Когда их шаги и голоса приблизились, он поднялся. И тут услышал ее голос, слишком звонкий, чтобы предназначаться только для подружек:
— Великий Тутмос достиг Евфрата! — и подружки рассмеялись громко.
Он резкими шагами прошел веранду, перепрыгнул через все ступени низкого крыльца и настиг ее в тот момент, когда она была у ворот.
— Почему вы смеялись?
— Девчонкам стало смешно, когда я вспомнила вдруг Тутмоса Третьего, — ответила она. И крикнула на улицу: — Ведь правда, девочки? — Но девчонок и след простыл.
— А кто этот… Тутмос? — спросил он резко. — Кто?
— Фараон, — ответила она. — Когда он с войском вышел к Евфрату, то послал гонца с вестью. И гонец отправился на колеснице с парусом…
Он крепко взял ее за руки и дернул к себе — хотел видеть, что у нее в глазах, не каверза ли, не яд ли насмешки? Он только увидел, что они влажны от обиды, — и отпустил руки.
— А ты не врешь? — сказал он. — Это правда, что… — И тут он почувствовал, что ему все равно. И стало легче. Что дальше? Да ничего! Он сделал колесницу, проехался на ней, как тот гонец в древности. И все! — Если хочешь знать, — сказал он мягче, — то колесница меня ничуть не интересует.
— Как жалко, — сказала она искренно. — Я, конечно, не надеялась прокатиться…
На следующий день он взялся рубить и строгать мачту. И ребята, успевшие, видать, отвыкнуть от прежнего и удивленные тем, что он не зовет их, сами один за другим подходили к верстаку, а он весело гнал: «Ступайте, ступайте. Я сам». Работал он без прежнего ослепления и, может быть, впервые признавал, как это, в общем-то, приятно обонять запах свежего дерева, трогать его гладкость ладонью и видеть вскипающий бело-желтый веер стружек.

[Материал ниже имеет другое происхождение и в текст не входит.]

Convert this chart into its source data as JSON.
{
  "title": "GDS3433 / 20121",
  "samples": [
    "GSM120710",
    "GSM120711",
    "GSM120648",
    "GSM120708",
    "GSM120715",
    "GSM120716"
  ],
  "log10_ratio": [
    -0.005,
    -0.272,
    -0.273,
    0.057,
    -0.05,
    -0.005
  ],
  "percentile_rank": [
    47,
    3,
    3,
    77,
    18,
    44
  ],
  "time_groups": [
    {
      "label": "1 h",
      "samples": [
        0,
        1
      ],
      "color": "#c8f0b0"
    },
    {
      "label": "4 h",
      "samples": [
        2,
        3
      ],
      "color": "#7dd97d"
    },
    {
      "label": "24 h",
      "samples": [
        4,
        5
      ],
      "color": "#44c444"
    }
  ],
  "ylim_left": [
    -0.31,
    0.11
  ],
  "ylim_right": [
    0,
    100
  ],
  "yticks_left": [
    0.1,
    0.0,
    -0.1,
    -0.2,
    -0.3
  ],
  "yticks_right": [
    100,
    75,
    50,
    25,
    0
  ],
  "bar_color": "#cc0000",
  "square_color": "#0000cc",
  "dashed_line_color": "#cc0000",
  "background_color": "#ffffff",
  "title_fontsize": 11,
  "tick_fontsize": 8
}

На третий день мачта была готова, и он повез колесницу за город.
Когда она села в кабину и стала подтягивать шкоты, он увидел ее глаза, полные детского восторга, и рассмеялся мальчишеским смехом… Парус уплывал в далекое качание марева и казался уже одиноким облаком в жарком сухом небе. Он лег на бугре, заложив руки за голову, и улыбка не сходила с его лица.
Колесница была мила ему, как бумажный змей, который он не разучился еще делать и мог, кое-что вспомнив, блеснуть ловкостью и умением.
8
Она была дочь лошадника Хемета и помнила об этом всегда, а если бы вдруг забыла, то ей тут же и напомнили бы. Всегда, каждую минуту она как бы чувствовала у себя за спиной присутствие отца. И матери тоже. Да нет, никто не говорил ей: а вот, мол, дочка Хемета и Донии! — или еще что-нибудь в этом роде. Нет, просто каждый в городке знал, что она дочь Хемета. О других девчонках или ребятах могли и не знать, чей он, пока сам сынок или дочка, стесняясь или, наоборот, гордясь, не называл своего родителя — или горшечника Алчина, или скорняка Идията, или шапочника Нуруллу. А про нее знали.